One of the largest advantages of this is that you can re-use the same AST several times to build your regular expressions. Let’s say that you already have an expression able to match a domain name, you can use it in an email address expression.

email_part = ascii_alnums
email_sep = Final(In(["+", "."]))
email_user = email_part + AnyNumber(email_sep + email_part)
email = email_user + seq("@") + domain_name

re = RegExp.from_ast(email)
assert re.match('remy@with-madrid.com')

Please note that here nsre.shortcuts.seq() is a shortcut that will automatically create a concatenation of Final nodes with a Eq matcher.

Operations

Let’s review all the operations that you can do with nodes. In those examples, let’s suppose that node_a would match the letter "a", node_b the letter "b", and so forth.

Concatenation

Expect two nodes to be consecutive using the + operator.

exp = node_a + node_b + node_c
# Would match "abc"

Alternation

Expect either one node either the other using the | operator.

exp = node_a + (node_b | node_c)
# Would match either "ab" or "ac"

Multiplication

Multiply a node in order to indicate repetition. You can multiply by:

  • An int, to get exactly this number of occurrences

  • slice(X, None) to get from X to +inf occurrences

  • slice(None, X) to get from 0 to X occurrences

  • slice(X, Y) to get from X to Y occurrences

exp = node_a * slice(1, 3)
# Would match "a", "aa" or "aaa"

Capture

To report the content that was matched into a capture group, simply name the capture group using brackets.

exp = node_a + (node_b | node_c)['foo']
# For "ab" group "foo" would contain "b"

Reference

On top of using the Python syntax as shortcuts, you can directly create instances of nodes. It’s sometimes more convenient to do so.

class nsre.ast.Node

Root class for a node. It has no real usage by itself but that’s useful to define operators.

Assembling the nodes together will build an AST which the RegExp class will then turn into a compiled regular expression.

Example:

>>> from nsre import *
>>> root = Final(Eq('a')) + Final(Eq('b')) * slice(1, 5)
>>> re = RegExp.from_ast(root)
>>> assert re.match('abb')
>>> assert not re.match('a')
copy()

Generates a copy of the node. This is done because of the way the graph generation works: it will put all the nodes in a graph so all of them will need a unique ID in case the same sub-tree was used several cases.

class nsre.ast.Final(statement: nsre.matchers.Matcher[~Tok, ~Out][Tok, Out])

In the end, all nodes in the graph should be Final().

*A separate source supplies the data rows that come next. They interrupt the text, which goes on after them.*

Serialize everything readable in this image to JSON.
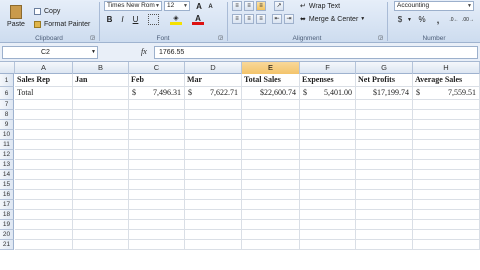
{
  "ribbon": {
    "clipboard": {
      "paste": "Paste",
      "copy": "Copy",
      "format_painter": "Format Painter",
      "label": "Clipboard"
    },
    "font": {
      "name": "Times New Rom",
      "size": "12",
      "label": "Font"
    },
    "alignment": {
      "wrap_text": "Wrap Text",
      "merge_center": "Merge & Center",
      "label": "Alignment"
    },
    "number": {
      "format": "Accounting",
      "dollar": "$",
      "percent": "%",
      "comma": ",",
      "label": "Number"
    }
  },
  "formula_bar": {
    "name_box": "C2",
    "fx": "fx",
    "value": "1766.55"
  },
  "columns": [
    "A",
    "B",
    "C",
    "D",
    "E",
    "F",
    "G",
    "H"
  ],
  "selected_column": "E",
  "rows": [
    "1",
    "6",
    "7",
    "8",
    "9",
    "10",
    "11",
    "12",
    "13",
    "14",
    "15",
    "16",
    "17",
    "18",
    "19",
    "20",
    "21"
  ],
  "headers": {
    "a": "Sales Rep",
    "b": "Jan",
    "c": "Feb",
    "d": "Mar",
    "e": "Total Sales",
    "f": "Expenses",
    "g": "Net Profits",
    "h": "Average Sales"
  },
  "total_row": {
    "label": "Total",
    "feb": "7,496.31",
    "mar": "7,622.71",
    "total_sales": "$22,600.74",
    "expenses": "5,401.00",
    "net_profits": "$17,199.74",
    "average_sales": "7,559.51",
    "currency": "$"
  }
}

They allow the engine to call the matcher (stored in statement here).

class nsre.ast.Concatenation(left: nsre.ast.Node, right: nsre.ast.Node)

Represents a concatenation of the left and the right nodes.

class nsre.ast.Alternation(left: nsre.ast.Node, right: nsre.ast.Node)

Represents an alternation of the left and the right nodes

class nsre.ast.Maybe(statement: nsre.ast.Node)

Represents 0 or 1 occurrence of the statement

class nsre.ast.AnyNumber(statement: nsre.ast.Node)

Represents 0 to +inf occurrences of the statement

class nsre.ast.Capture(name: str, statement: nsre.ast.Node)

Represents a capture group around the statement

copy()

Generates a copy of the node. This is done because of the way the graph generation works: it will put all the nodes in a graph so all of them will need a unique ID in case the same sub-tree was used several cases.